Ely reflected for a moment, as if to consider the meaning of this indication, then he gave his hand to his guide, who suddenly opening a door, showed him into a vast and magnificent saloon where the whole Court was assembled. There were counts, barons, marquises, and knights, judges, and pages, and beautiful ladies. Gold, silk, velvet, and precious stones, glittered on the vestments of that numerous company. Everybody rose, all the men bowed profoundly, all the ladies made deep curtsies, on the appearance of Ely and his conductor.

The poor man turned pale in his confusion, and pressing closer to the pretended Secretary of the Count, looked eagerly round the noble assembly in search of the sovereign. But seeing that all this respect was directed to the spot where he himself stood, he was seized with a violent trembling, and casting his eyes upon the person who had introduced him, — 

“By our Lady, it is!” he exclaimed, addressing Baldwin in a broken voice. “Is it you then, my Lord?”

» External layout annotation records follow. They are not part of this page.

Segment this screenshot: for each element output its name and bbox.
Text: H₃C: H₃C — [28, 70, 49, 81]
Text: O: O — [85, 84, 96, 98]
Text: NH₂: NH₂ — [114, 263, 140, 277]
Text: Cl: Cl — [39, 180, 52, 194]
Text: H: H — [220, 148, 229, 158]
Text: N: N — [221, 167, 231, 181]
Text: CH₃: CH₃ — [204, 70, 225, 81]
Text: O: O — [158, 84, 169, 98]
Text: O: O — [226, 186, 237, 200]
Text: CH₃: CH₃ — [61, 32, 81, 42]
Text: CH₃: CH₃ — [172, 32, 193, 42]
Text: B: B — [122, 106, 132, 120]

Ely hesitated and his knees bent under him.


“Yes, I am the Count of Flanders!” said Baldwin, taking him by the hand, while the poor man sunk upon his knees.

The Count raised him, and presenting him to the assembly, “My lords and knights,” said he, “behold the man who yesterday saved my life, and for whom I claim your consideration.”

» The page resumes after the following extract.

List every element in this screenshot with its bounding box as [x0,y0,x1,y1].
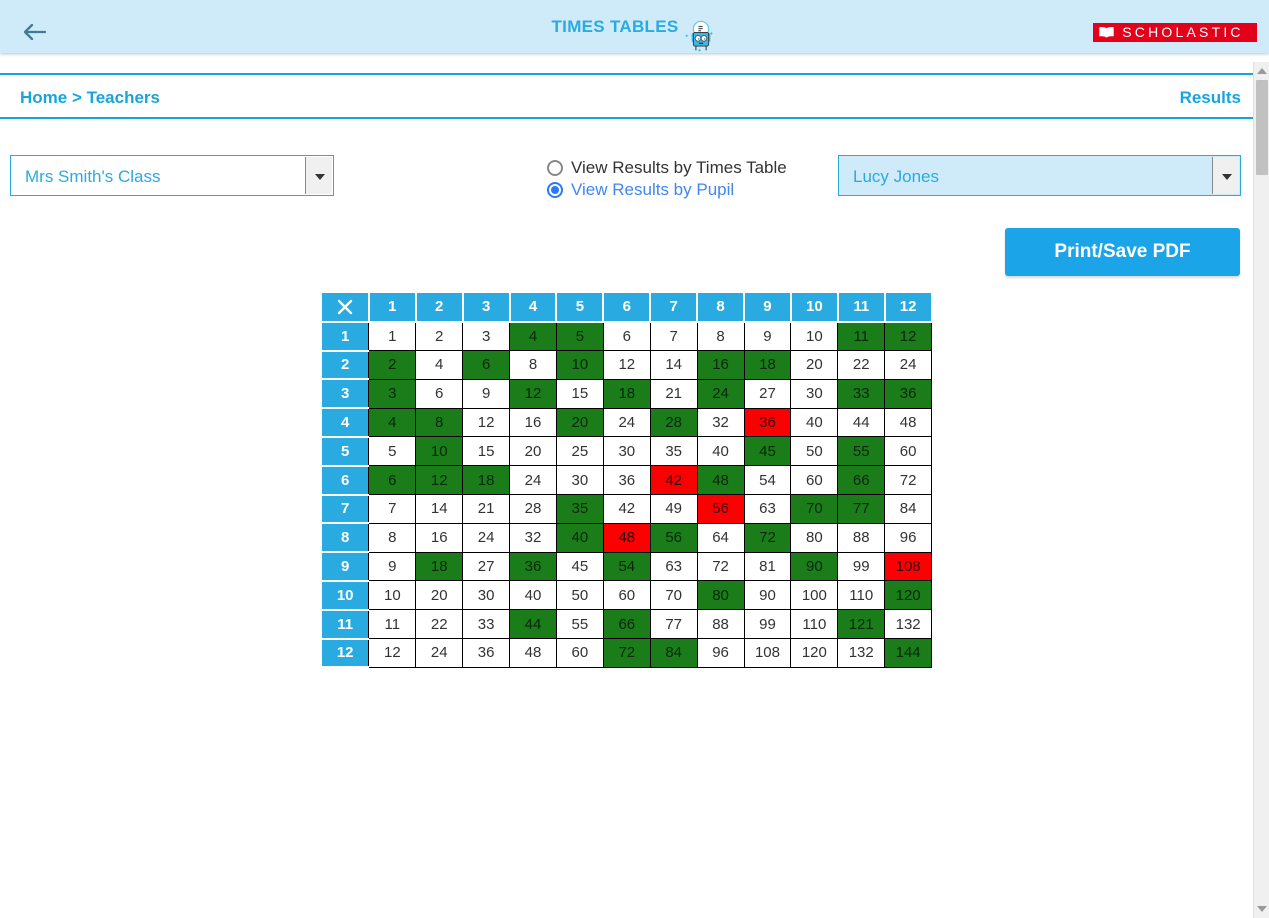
svg-text:✦: ✦ [709,31,713,36]
svg-text:✦: ✦ [697,48,701,52]
svg-text:✦: ✦ [684,33,688,38]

The knights and ladies then approached Ely, shook him by the hand, and complimented him, while all the time the good villager was quite bewildered, and could scarcely help thinking that he was in a dream. The pages, by order of Baldwin, took him into another room, and attired him in a new cloth vest, with a good cap of red wool, after which he was again brought before the Count, who put into his left hand a pound of gold money, and in the right a parchment.

“What is this?” inquired Ely timidly.

It was then explained to him that it was the deed by which he was to become master of the little farm, not merely as the tenant, but as the proprietor, upon the sole condition of acknowledging himself the vassal of the Count, and of coming every year to do him homage with his flail upon his shoulder, on the anniversary of the event which had procured him the favour.

It would be difficult to paint the ecstasy of Ely; he returned in triumph to his cottage, escorted by four of the Count’s officers, who put him in immediate possession of the farm. As for his wife, she was almost wild with joy. She decorated with flowers her husband’s flail; and this, as the instrument of their good fortune, was ever after venerated as the most precious article on the farm.

Elf.Ed Notes.

 1  This is an anonymous translation from the French tale number XXII, “Une aventure de Baudouin IX,” in Légendes du moyen âge, by Jacques-Albin-Simon Collin de Plancy, Henri Plon: Paris, 1863; pp. 213-228.

Plancy ends his story with the statement, pp. 227-228:

“Plusieurs princes ont eu des aventures qui ressemblent à celle-ci; Walter Scott en raconte une qui paraît copiée de cette légende, et qui est attribuée à un roi d’Écosse; mais Baudouin, a, je crois, la priorité de date.”

“Several princes have had adventures similar to the one here; Walter Scott related one that appears to be copied from this one, and which is attributed to a King of Scotland; but, Baldwin has, I believe, priority in date.”